In der wöchentlich vermessenen Mediendemokratie Amerikas sind seine Zustimmungsraten auf Tiefstwerte um die 40 Prozent gesunken. Außenpolitisch gilt Obama vielen als Zauderling, dessen Taktiererei – siehe Syrien – Amerika am Ende teuer zu stehen kommen könnte. Innenpolitisch hat die Administration durch eine nicht abreißende Welle von Skandalen, die von der politisch gefärbten Steuerbehörde IRS bis zum jüngsten Versagen der Personenschützer vom Secret Service reichen, einen so schweren Stand, dass Obamas Pluspunkte untergehen: In den vergangenen 55 Monaten hat die US-Wirtschaft zehn Millionen Jobs geschaffen – „das längste ununterbrochene Jobwachstum in unserer Geschichte“, wie der Präsident nicht müde wird zu betonen. Aber er dringt damit nicht mehr durch.

Zwei Jahre als „lahme Ente“?

Über die Konsequenzen einer möglichen „Ein-Parteien-Herrschaft“ in beiden Kammern des Parlaments kursieren verschiedene Ansichten. Die konventionelle Betrachtung erwartet eine Beschleunigung der Machtlosigkeit Obamas in den letzten zwei Jahren seiner Amtszeit. Gegen die Einheitsfront der Republikaner werde Obama nur noch mit präsidialen Verordnungen anrennen können, vermutet das Wall Street Journal.

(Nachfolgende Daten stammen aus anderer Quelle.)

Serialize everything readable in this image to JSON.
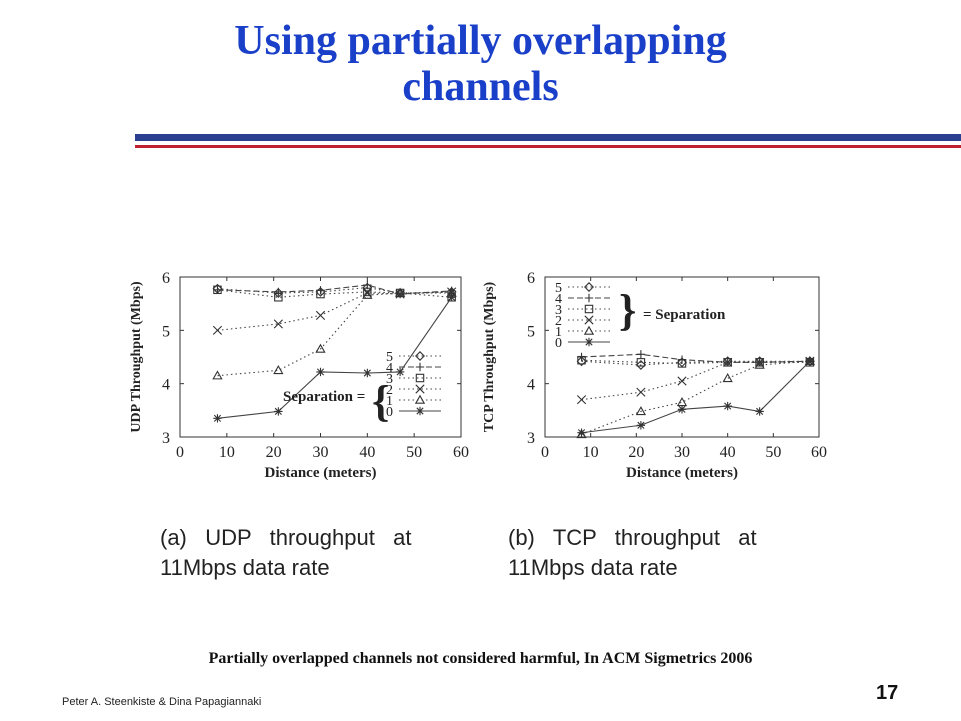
{
  "slide": {
    "title_line1": "Using partially overlapping",
    "title_line2": "channels",
    "citation": "Partially overlapped channels not considered harmful, In ACM Sigmetrics 2006",
    "footer": "Peter A. Steenkiste & Dina Papagiannaki",
    "page_number": "17"
  },
  "chart_data": [
    {
      "type": "line",
      "caption_line1": "(a)   UDP   throughput   at",
      "caption_line2": "11Mbps data rate",
      "xlabel": "Distance (meters)",
      "ylabel": "UDP Throughput (Mbps)",
      "xlim": [
        0,
        60
      ],
      "ylim": [
        3,
        6
      ],
      "xticks": [
        0,
        10,
        20,
        30,
        40,
        50,
        60
      ],
      "yticks": [
        3,
        4,
        5,
        6
      ],
      "legend_title": "Separation =",
      "legend_position": "center-right",
      "series": [
        {
          "name": "5",
          "marker": "diamond",
          "x": [
            8,
            21,
            30,
            40,
            47,
            58
          ],
          "y": [
            5.78,
            5.7,
            5.72,
            5.8,
            5.7,
            5.72
          ]
        },
        {
          "name": "4",
          "marker": "plus",
          "x": [
            8,
            21,
            30,
            40,
            47,
            58
          ],
          "y": [
            5.76,
            5.72,
            5.75,
            5.85,
            5.68,
            5.74
          ]
        },
        {
          "name": "3",
          "marker": "square",
          "x": [
            8,
            21,
            30,
            40,
            47,
            58
          ],
          "y": [
            5.76,
            5.62,
            5.68,
            5.72,
            5.7,
            5.62
          ]
        },
        {
          "name": "2",
          "marker": "cross",
          "x": [
            8,
            21,
            30,
            40,
            47,
            58
          ],
          "y": [
            5.0,
            5.12,
            5.28,
            5.7,
            5.68,
            5.72
          ]
        },
        {
          "name": "1",
          "marker": "triangle",
          "x": [
            8,
            21,
            30,
            40,
            47,
            58
          ],
          "y": [
            4.15,
            4.25,
            4.65,
            5.66,
            5.7,
            5.7
          ]
        },
        {
          "name": "0",
          "marker": "star",
          "x": [
            8,
            21,
            30,
            40,
            47,
            58
          ],
          "y": [
            3.35,
            3.48,
            4.22,
            4.2,
            4.22,
            5.62
          ]
        }
      ]
    },
    {
      "type": "line",
      "caption_line1": "(b)   TCP   throughput   at",
      "caption_line2": "11Mbps data rate",
      "xlabel": "Distance (meters)",
      "ylabel": "TCP Throughput (Mbps)",
      "xlim": [
        0,
        60
      ],
      "ylim": [
        3,
        6
      ],
      "xticks": [
        0,
        10,
        20,
        30,
        40,
        50,
        60
      ],
      "yticks": [
        3,
        4,
        5,
        6
      ],
      "legend_title": "= Separation",
      "legend_position": "top-left",
      "series": [
        {
          "name": "5",
          "marker": "diamond",
          "x": [
            8,
            21,
            30,
            40,
            47,
            58
          ],
          "y": [
            4.42,
            4.35,
            4.4,
            4.42,
            4.42,
            4.42
          ]
        },
        {
          "name": "4",
          "marker": "plus",
          "x": [
            8,
            21,
            30,
            40,
            47,
            58
          ],
          "y": [
            4.5,
            4.55,
            4.45,
            4.4,
            4.4,
            4.42
          ]
        },
        {
          "name": "3",
          "marker": "square",
          "x": [
            8,
            21,
            30,
            40,
            47,
            58
          ],
          "y": [
            4.44,
            4.4,
            4.38,
            4.4,
            4.4,
            4.4
          ]
        },
        {
          "name": "2",
          "marker": "cross",
          "x": [
            8,
            21,
            30,
            40,
            47,
            58
          ],
          "y": [
            3.7,
            3.84,
            4.05,
            4.4,
            4.4,
            4.42
          ]
        },
        {
          "name": "1",
          "marker": "triangle",
          "x": [
            8,
            21,
            30,
            40,
            47,
            58
          ],
          "y": [
            3.05,
            3.48,
            3.65,
            4.1,
            4.35,
            4.42
          ]
        },
        {
          "name": "0",
          "marker": "star",
          "x": [
            8,
            21,
            30,
            40,
            47,
            58
          ],
          "y": [
            3.08,
            3.22,
            3.52,
            3.58,
            3.48,
            4.42
          ]
        }
      ]
    }
  ]
}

Andere halten ein Abdriften in eine Veto-Republik, in der sich Parlament und Weißes Haus gegenseitig mit Verfahrenstricks neutralisieren, für unwahrscheinlich. „Die Republikaner könnte sich im Falle einer Machtübernahme im Senat keine Fundamental-Opposition mehr leisten. Sie müssen beweisen, dass sie etwas gestalten wollen“, sagen Wissenschaftler der Denkfabrik Brookings, andernfalls könne die Präsidentschaftswahl 2016 für die Konservativen zum Fiasko werden.